On the original Riemann-Roch theorem I think Riemann first stated and proved a part of the Rieman-Roch theorem on a compact Riemann surface.
And later Roch supplemented it.
I wonder what the original statements of the R-R theorem by Riemann and Roch were and how they proved them respectively.
 A: A partial answer. According to the Wiki entry, it was originally proved by Riemann and generalized by his student Roch. The following contains the original statements. It does not address the question of how they were originally proved, which is given in the references.
Roch's generalization first appears in: Roch, Gustav (1865). "Ueber die Anzahl der willkurlichen Constanten in algebraischen Functionen". Journal für die reine und angewandte Mathematik 64: 372–376, which can be accessed via the same Wiki article. 
A translation of Roch's original statement of the theorem is given in A History of Geometrical Methods by J. Coolidge at p. 218: 
Riemann-Roch: If a rational function of x and y on the on the Riemann surface $f(x,y)= 0$ have N poles of the first order at N given point, and $i$ linearly independent functions $\frac{\phi(x,y)}{\partial f/ \partial y}$ vanish there, these functions depend on $N - p + 1 + i$ constants.
Riemann's original statement is given in Riemann, Bernhard (1857). "Theorie der Abel'schen Functionen". Journal für die reine und angewandte Mathematik 54: 115–155.
Riemann: Eine Function von $x+yi,$ die in einem Theile der (x,y)-Ebene gegeben ist, kann daruber hinaus nur auf Eine Weise stetig fortgesetzt werden.
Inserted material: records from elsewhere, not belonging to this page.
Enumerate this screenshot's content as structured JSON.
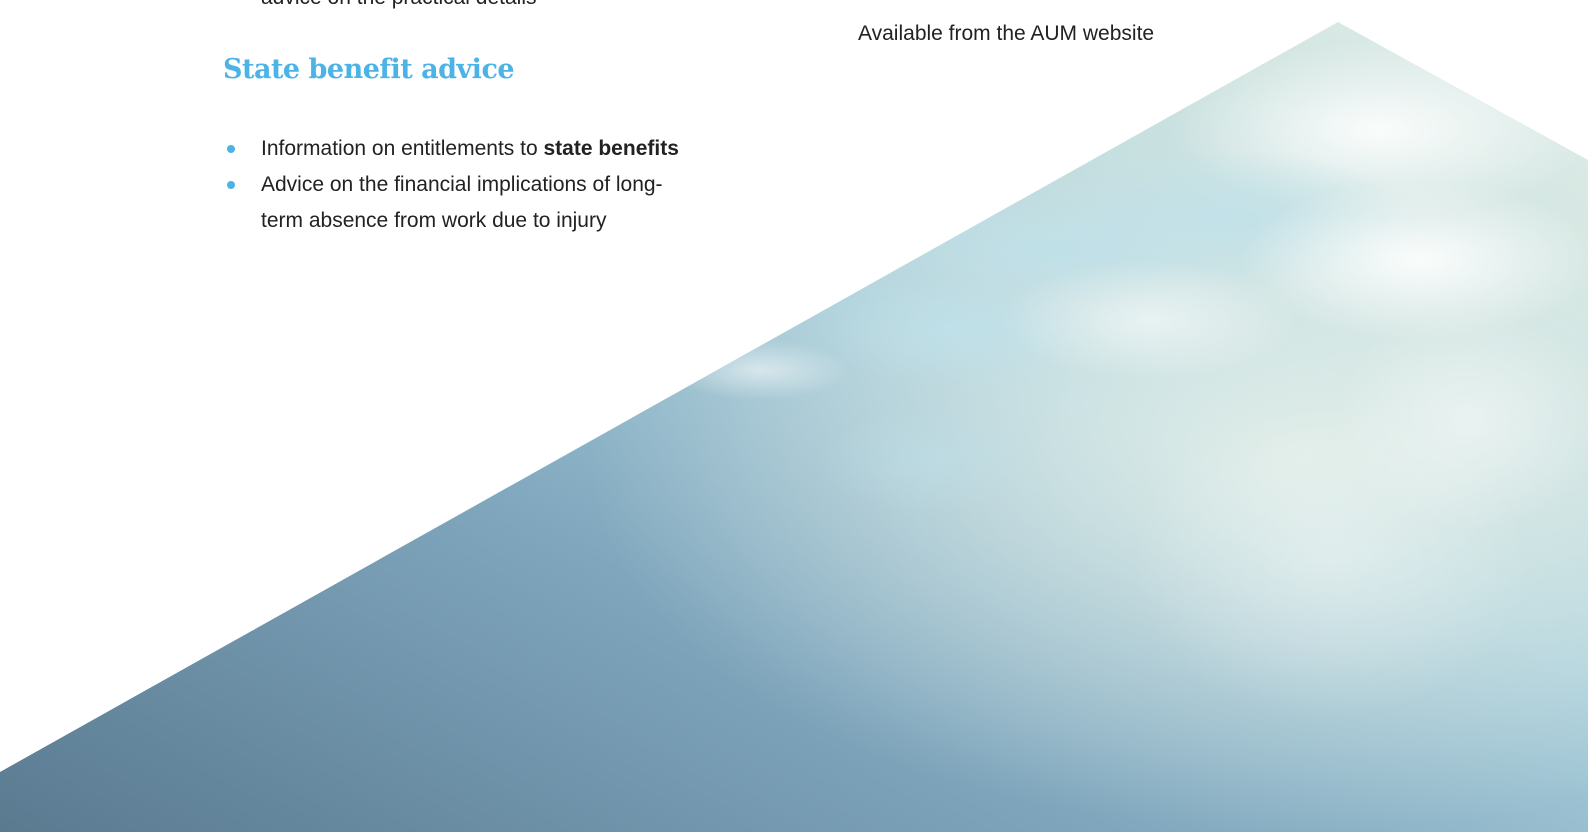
{
  "cut_off_line": "advice on the practical details",
  "available_note": "Available from the AUM website",
  "section": {
    "heading": "State benefit advice",
    "bullets": [
      {
        "text_before": "Information on entitlements to ",
        "text_bold": "state benefits"
      },
      {
        "line1": "Advice on the financial implications of long-",
        "line2": "term absence from work due to  injury"
      }
    ]
  },
  "colors": {
    "accent": "#4bb3e6",
    "body_text": "#222222",
    "sky_dark": "#567a92",
    "sky_light": "#cfe3df"
  },
  "icons": {
    "bullet": "bullet-dot-icon"
  }
}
I will leave it to someone with a better command of German to translate this, but the translation of Roch above helps. Someone with a better command of the subject might say whether this is in fact an adequate statement of the idea of his paper, which is in (typically) largely narrative form. It appears Riemann intended it to be so. 
This paper is available freely at DigiZeitschriften $^1$ but of course it is in German. I think the German is manageable with online resources and probably there are German natives on this site who could easily help with a problematic passage.
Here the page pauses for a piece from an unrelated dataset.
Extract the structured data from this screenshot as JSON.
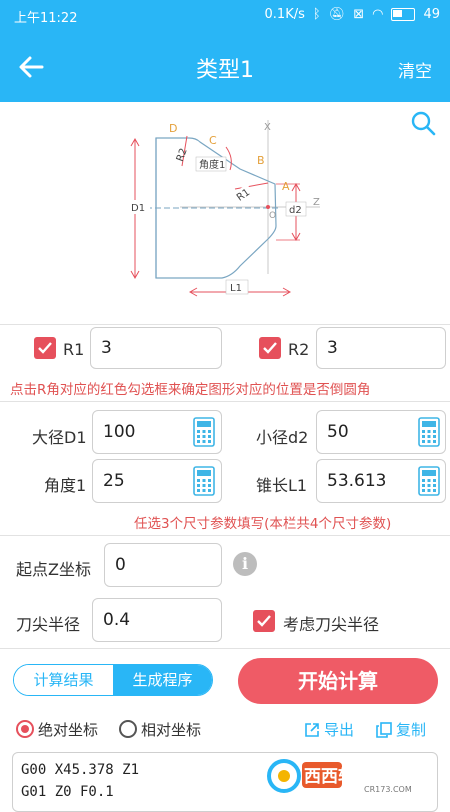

Here is an updated account of the idea, which neither cites nor quotes the original, which apparently has been merged into more general ideas. Also the original proof Riemann gave was apparently flawed (Weierstrass showed this) so some revision was inevitable.
There is a thesis by Carmen A. Bruni on applications of RR to algebraic geometry, with a brief account of its history, on the first page of google results under Riemann-Roch. It also does not contain Riemann's original language. 
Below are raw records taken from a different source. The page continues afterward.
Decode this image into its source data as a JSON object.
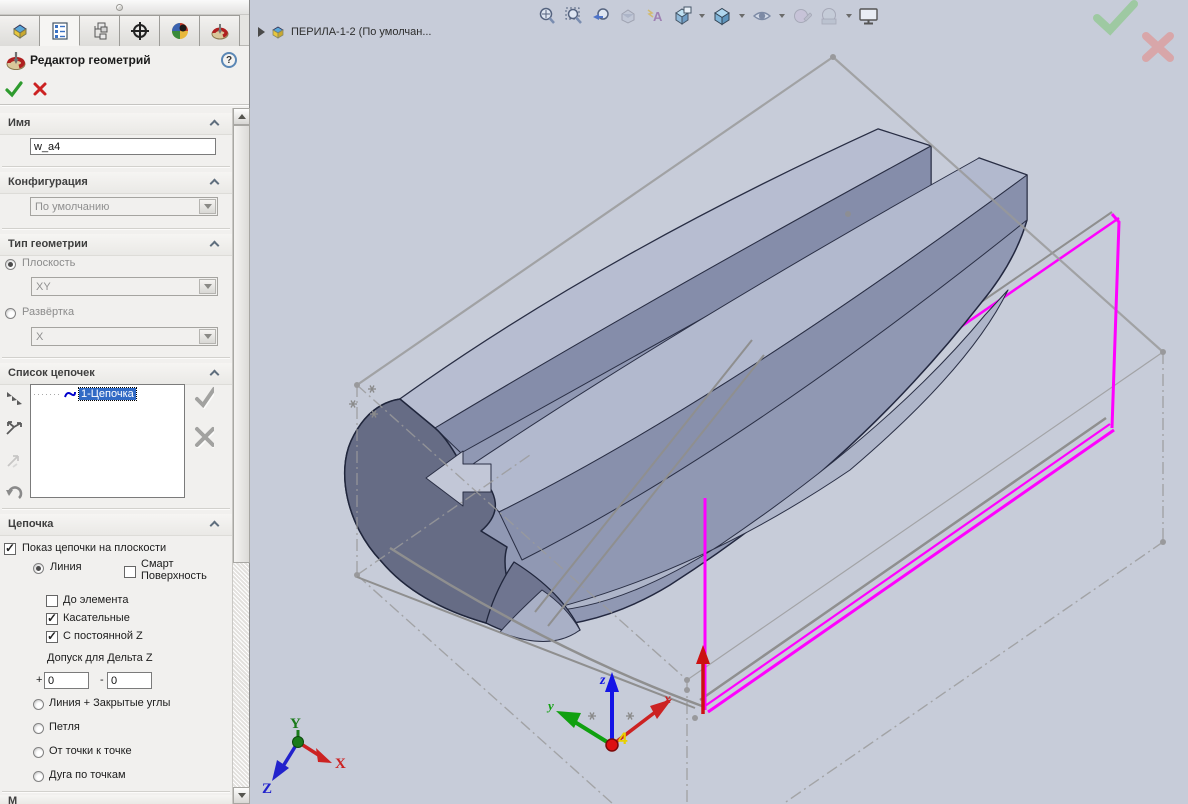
{
  "colors": {
    "magenta": "#ff00ff",
    "selection_blue": "#316ac5",
    "viewport_bg": "#c7ccd9",
    "box_gray": "#999999",
    "part_light": "#b7bdd1",
    "part_dark": "#666c85",
    "confirm_green": "#2e9b2e",
    "cancel_red": "#cc2222"
  },
  "panel": {
    "title": "Редактор геометрий",
    "help_label": "?",
    "sections": {
      "name": {
        "label": "Имя",
        "value": "w_a4"
      },
      "configuration": {
        "label": "Конфигурация",
        "value": "По умолчанию"
      },
      "geometry_type": {
        "label": "Тип геометрии",
        "plane_label": "Плоскость",
        "plane_value": "XY",
        "plane_selected": true,
        "unfold_label": "Развёртка",
        "unfold_value": "X",
        "unfold_selected": false
      },
      "chain_list": {
        "label": "Список цепочек",
        "items": [
          {
            "label": "1-Цепочка",
            "selected": true
          }
        ]
      },
      "chain": {
        "label": "Цепочка",
        "show_on_plane": {
          "label": "Показ цепочки на плоскости",
          "checked": true
        },
        "line_mode": {
          "label": "Линия",
          "selected": true
        },
        "smart_surface": {
          "label": "Смарт Поверхность",
          "checked": false
        },
        "to_element": {
          "label": "До элемента",
          "checked": false
        },
        "tangents": {
          "label": "Касательные",
          "checked": true
        },
        "constant_z": {
          "label": "С постоянной Z",
          "checked": true
        },
        "tolerance_label": "Допуск для Дельта Z",
        "plus_sign": "+",
        "minus_sign": "-",
        "plus_value": "0",
        "minus_value": "0",
        "radio_options": [
          {
            "label": "Линия + Закрытые углы",
            "selected": false
          },
          {
            "label": "Петля",
            "selected": false
          },
          {
            "label": "От точки к точке",
            "selected": false
          },
          {
            "label": "Дуга по точкам",
            "selected": false
          }
        ]
      },
      "partial_section": {
        "label": "М"
      }
    }
  },
  "viewport": {
    "feature_tree_item": "ПЕРИЛА-1-2  (По умолчан...",
    "origin_triad": {
      "x": "x",
      "y": "y",
      "z": "z",
      "name": "4"
    },
    "reference_triad": {
      "x": "X",
      "y": "Y",
      "z": "Z"
    }
  }
}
There is a very readable history of the Riemann-Roch theorem by Jeremy Gray which is accessible in PDF under "History of the Riemann-Roch theorem."
Another paper including an historical introduction that gives a statement of the original Riemann-Roch theorem as Theorem 1.2.1 can also be accessed as a PDF: The Grothendieck -Riemann-Roch Theorem by A. Ellis 
1--Links not allowed to this site. You can link to it from the Wiki article on the Riemann-Roch theorem.
A: There are links in the Wikipedia articles on the Riemann-Roch theorem and on Roch to the original papers in the Journal für die reine und angewandte Mathematik.